Wednesday, December 10, 2014


A yoke is defined as "a wooden crosspiece that is fastened over the necks of two animals and attached to the plow or cart that they are to pull." The word occurs only 6 times in the New Testament and usually refers to slavery in various forms.

In Matthew, just as Jesus transforms the cross from a symbol of death to a symbol of life, so he transforms the yoke from a symbol of slavery to a symbol of freedom.

And he tells us the purpose.

Take my yoke upon you and learn from me.

It is not an invitation it is a command, two commands: take and learn. The command to learn is "mathete". The word for disciple-"mathetes". To be a disciple is to learn and the only way to learn is to be yoked.

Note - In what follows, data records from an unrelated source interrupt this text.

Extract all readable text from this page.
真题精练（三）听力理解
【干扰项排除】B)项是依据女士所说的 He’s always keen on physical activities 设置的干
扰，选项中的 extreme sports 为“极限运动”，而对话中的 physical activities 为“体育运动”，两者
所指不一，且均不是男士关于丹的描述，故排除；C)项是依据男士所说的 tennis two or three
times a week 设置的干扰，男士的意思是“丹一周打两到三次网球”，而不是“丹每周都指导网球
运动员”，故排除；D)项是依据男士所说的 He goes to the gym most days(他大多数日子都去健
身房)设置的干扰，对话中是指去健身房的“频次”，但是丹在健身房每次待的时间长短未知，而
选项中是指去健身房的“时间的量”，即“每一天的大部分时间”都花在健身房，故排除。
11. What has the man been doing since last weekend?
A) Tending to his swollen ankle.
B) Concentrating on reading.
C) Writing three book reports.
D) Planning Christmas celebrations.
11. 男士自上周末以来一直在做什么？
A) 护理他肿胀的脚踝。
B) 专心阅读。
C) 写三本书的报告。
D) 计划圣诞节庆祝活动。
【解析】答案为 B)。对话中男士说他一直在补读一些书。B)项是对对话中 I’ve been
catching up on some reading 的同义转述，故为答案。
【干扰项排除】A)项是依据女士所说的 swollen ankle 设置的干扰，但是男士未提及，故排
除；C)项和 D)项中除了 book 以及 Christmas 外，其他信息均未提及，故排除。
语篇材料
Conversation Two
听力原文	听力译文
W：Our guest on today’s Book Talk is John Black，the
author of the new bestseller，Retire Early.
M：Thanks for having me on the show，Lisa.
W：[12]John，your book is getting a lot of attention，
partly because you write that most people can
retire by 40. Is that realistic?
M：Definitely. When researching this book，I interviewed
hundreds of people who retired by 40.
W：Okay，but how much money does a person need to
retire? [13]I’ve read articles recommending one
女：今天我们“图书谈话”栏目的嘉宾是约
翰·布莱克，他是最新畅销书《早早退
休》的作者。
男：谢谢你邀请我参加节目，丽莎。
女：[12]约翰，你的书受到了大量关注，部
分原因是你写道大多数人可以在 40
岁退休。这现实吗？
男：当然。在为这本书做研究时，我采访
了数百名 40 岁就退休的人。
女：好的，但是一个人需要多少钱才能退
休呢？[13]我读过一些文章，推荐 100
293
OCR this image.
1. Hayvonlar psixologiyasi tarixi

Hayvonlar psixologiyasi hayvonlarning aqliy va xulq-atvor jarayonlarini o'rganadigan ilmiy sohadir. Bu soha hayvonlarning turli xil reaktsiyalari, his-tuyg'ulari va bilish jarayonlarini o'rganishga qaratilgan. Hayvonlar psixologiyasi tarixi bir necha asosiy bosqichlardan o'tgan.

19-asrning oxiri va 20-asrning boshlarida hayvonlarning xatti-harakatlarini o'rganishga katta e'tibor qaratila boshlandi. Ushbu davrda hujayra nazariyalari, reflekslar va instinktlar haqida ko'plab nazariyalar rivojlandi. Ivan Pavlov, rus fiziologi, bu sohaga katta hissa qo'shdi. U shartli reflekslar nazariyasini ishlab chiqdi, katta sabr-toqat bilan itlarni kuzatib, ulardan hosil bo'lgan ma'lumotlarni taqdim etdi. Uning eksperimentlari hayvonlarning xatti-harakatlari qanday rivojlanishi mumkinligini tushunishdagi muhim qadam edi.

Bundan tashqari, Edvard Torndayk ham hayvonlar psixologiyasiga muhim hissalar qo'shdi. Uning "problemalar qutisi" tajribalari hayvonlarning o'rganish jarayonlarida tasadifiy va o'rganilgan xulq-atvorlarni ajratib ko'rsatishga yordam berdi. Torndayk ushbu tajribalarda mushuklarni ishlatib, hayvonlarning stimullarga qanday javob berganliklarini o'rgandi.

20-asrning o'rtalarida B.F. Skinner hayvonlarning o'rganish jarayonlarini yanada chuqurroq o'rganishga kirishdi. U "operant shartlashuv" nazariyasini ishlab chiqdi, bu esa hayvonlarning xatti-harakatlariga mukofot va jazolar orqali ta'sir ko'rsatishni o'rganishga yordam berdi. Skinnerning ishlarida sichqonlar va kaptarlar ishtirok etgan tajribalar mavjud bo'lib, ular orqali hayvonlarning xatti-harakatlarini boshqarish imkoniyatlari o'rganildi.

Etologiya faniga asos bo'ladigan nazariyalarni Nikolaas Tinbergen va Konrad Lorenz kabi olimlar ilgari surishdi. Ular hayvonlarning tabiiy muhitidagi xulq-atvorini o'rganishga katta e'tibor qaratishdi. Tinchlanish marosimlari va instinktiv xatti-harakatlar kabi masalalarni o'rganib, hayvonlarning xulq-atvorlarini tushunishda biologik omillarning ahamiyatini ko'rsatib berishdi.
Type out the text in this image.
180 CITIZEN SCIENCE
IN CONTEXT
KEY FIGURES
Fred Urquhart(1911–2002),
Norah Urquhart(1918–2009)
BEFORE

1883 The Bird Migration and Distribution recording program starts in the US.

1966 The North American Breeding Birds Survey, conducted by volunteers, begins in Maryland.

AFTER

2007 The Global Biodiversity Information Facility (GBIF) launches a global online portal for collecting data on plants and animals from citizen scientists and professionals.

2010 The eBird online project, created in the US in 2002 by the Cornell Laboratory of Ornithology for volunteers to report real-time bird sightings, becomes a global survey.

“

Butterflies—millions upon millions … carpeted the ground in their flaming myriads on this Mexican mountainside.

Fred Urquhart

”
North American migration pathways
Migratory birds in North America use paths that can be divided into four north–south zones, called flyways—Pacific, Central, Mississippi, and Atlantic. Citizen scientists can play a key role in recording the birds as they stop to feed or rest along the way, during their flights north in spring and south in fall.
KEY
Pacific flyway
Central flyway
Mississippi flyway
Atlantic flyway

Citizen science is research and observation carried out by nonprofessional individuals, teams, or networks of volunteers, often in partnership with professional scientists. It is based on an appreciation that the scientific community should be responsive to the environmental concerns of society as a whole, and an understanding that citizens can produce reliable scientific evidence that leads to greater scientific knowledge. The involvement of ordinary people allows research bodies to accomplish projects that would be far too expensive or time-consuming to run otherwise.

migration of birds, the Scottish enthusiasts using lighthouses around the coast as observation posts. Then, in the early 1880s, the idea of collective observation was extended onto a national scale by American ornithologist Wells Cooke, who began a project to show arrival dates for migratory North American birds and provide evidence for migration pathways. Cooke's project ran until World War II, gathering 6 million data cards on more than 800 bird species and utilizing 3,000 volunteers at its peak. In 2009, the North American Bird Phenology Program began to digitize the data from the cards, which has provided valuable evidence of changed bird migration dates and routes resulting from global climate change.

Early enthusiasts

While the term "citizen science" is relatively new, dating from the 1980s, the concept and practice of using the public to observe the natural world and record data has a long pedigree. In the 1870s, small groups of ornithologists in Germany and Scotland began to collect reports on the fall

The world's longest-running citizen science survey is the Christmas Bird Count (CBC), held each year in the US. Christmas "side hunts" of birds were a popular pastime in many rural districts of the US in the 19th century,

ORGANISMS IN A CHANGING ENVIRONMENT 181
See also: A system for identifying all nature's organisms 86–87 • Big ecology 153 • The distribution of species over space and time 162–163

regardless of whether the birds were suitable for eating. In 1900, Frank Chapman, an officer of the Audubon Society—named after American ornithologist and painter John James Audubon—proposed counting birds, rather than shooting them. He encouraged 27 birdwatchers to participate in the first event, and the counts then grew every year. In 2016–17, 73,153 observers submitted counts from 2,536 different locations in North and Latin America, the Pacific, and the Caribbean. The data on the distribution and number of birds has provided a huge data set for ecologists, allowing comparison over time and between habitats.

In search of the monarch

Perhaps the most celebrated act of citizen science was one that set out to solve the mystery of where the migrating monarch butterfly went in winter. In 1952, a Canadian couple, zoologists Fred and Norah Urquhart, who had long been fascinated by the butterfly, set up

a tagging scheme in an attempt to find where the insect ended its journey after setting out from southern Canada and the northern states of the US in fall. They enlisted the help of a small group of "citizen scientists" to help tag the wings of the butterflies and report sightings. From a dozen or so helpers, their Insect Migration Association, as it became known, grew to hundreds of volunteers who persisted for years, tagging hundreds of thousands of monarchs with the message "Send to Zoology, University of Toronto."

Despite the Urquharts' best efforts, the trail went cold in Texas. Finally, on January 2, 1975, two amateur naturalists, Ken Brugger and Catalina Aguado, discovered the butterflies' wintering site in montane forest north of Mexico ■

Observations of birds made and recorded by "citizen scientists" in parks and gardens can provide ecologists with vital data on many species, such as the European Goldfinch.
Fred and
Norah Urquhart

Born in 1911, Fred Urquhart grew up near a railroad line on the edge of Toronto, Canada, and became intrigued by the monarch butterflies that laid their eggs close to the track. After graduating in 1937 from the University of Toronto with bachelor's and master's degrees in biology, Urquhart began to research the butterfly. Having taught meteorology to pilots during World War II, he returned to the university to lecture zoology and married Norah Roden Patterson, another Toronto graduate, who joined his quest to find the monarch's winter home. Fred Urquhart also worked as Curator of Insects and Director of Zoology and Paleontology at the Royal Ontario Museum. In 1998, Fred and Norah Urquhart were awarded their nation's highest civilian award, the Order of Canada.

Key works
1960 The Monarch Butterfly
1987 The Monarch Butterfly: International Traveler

But a yoke holds two. So who is the second one in the yoke? It is Jesus himself. It is the Father who is guiding. It is the Father to whom he is obedient unto death. The yoke is easy and the burden is light because we are yoked to Christ. He bears the hardship, he bears the weight.

He is the Son who always follows the will of the Father. He is constantly beside us, to help us guide us. As a parent takes the hand of a child and guides them when they are learning to write, so Jesus is there to guide us.

When he turns right we should turn right. When he turns left, we should turn left. If we remain constantly yoked to Christ, we cannot go wrong. The yoke only chafes when we fight it, when we pull loose or try to pull in the opposite direction. Then the full weight of life is on us alone and it can be crushing.

How often do the scriptures speak of the obedience of Jesus to the Father?

A yoke is not a bad thing. What would be impossible for one to do alone becomes possible when two are yoked together. The Father guides the plow, keeps the furrow straight. The good son is obedient, doing the will of the father.

As Christ walked with the disciples on the road to Emaus and walking beside him they learned, so if we remain yoked beside the Son, we will learn, and he will in turn make any weight bearable. Stop when he stops, go when he goes, turn when he turns; even when the soil ahead is rocky.

Jesus is not behind us driving us. He is beside us. He is the Servant, the example, the companion.